B’Tselem has documented Palestinians’ experiences of lengthy, humiliating inspections at 20 permanent checkpoints across Hebron.
The presence of Israeli soldiers has led to a cycle of confrontation, often resulting in nightly military raids and arrests.
‘The infamous breaking the bones policy is back’
Amjad Al-Najjar, spokesperson for the Hebron-based Palestinian Prisoners Club, told Al Jazeera that since the last wave of protests, Israeli forces have used excessive force when beating and arresting Palestinians.
“The infamous breaking the bones policy is back,” he said, referencing policy by Israel’s former Prime Minister Yitzhak Rabin.
When he was defence minister during the first Intifada – or mass uprising, Rabin ordered Israeli army commanders to break the bones of Palestinian protesters.

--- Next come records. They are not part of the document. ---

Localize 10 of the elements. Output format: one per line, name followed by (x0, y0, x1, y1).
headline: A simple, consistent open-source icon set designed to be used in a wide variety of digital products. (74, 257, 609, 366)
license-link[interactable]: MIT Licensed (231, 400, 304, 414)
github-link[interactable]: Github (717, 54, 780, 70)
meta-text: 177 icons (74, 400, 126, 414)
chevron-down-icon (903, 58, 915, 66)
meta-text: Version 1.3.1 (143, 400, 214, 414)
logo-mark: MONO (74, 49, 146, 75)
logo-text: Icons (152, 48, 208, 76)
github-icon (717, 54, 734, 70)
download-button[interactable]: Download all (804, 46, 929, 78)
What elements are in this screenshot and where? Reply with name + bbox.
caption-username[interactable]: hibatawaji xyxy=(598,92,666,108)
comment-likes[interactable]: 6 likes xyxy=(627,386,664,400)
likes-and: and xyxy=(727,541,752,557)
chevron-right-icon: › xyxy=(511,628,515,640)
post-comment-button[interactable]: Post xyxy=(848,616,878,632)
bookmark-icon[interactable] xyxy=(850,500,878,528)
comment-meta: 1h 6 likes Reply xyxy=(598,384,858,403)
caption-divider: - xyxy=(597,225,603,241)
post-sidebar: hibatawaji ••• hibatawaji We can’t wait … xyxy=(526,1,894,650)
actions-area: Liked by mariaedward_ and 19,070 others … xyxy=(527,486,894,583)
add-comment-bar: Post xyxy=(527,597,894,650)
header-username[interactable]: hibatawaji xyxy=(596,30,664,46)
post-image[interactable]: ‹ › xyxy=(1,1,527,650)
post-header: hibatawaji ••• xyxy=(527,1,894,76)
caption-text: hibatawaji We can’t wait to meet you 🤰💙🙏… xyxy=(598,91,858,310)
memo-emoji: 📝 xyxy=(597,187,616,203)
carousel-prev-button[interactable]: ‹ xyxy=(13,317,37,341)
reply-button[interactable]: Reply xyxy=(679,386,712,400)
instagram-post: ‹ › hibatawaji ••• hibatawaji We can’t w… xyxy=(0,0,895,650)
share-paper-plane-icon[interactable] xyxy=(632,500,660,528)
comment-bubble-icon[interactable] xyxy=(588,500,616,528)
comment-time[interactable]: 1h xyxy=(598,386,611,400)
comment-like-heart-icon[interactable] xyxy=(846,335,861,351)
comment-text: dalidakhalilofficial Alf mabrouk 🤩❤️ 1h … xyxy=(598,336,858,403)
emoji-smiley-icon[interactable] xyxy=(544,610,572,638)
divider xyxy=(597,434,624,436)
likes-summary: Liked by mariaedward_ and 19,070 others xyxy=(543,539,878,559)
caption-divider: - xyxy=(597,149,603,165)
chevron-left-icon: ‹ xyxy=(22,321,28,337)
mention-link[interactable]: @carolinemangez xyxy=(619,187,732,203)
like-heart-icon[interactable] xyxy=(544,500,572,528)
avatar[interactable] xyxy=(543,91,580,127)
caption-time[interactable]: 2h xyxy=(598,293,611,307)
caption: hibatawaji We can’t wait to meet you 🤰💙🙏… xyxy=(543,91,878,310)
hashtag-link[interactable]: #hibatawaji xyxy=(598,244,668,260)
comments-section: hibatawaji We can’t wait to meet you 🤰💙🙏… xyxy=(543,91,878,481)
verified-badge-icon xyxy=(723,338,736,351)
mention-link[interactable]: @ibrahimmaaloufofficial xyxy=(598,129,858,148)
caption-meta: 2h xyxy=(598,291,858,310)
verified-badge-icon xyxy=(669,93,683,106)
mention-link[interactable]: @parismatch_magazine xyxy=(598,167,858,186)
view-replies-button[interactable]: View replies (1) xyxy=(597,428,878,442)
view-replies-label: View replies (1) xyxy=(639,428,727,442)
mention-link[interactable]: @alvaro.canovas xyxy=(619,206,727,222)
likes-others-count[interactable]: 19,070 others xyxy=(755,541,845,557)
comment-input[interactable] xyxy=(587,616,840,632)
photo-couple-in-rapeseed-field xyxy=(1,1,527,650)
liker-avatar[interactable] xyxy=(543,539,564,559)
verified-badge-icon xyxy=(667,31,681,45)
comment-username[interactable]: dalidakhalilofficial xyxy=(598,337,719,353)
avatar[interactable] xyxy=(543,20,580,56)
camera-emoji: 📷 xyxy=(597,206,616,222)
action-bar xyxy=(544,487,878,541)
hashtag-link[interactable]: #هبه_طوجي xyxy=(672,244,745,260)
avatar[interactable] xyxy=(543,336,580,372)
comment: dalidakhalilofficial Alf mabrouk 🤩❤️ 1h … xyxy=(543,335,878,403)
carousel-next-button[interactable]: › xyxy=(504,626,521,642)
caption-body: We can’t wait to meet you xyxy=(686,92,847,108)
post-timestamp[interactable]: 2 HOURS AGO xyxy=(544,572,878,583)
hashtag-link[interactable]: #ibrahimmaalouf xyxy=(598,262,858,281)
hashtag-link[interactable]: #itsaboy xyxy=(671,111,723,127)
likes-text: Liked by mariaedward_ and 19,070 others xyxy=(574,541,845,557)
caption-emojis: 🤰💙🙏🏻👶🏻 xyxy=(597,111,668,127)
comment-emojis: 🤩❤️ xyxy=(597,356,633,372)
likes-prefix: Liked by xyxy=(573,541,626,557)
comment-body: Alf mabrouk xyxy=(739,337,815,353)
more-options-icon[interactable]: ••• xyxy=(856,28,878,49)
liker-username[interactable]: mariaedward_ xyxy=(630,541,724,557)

Today, this policy has evolved to specifically target the knees and legs of Palestinian youth to disable them and as a means to prevent them from protesting altogether.
“In the last few days, after the protests over the US embassy move, a lot of the youth who return home after being detained were in miserable shape,” said Al-Najjar.
“They’re often covered in blood and with stitches on their heads as a result of being severely abused and beaten up by Israeli forces,” he added.
“They’re often in so much pain, that they are unable to consume water and food.”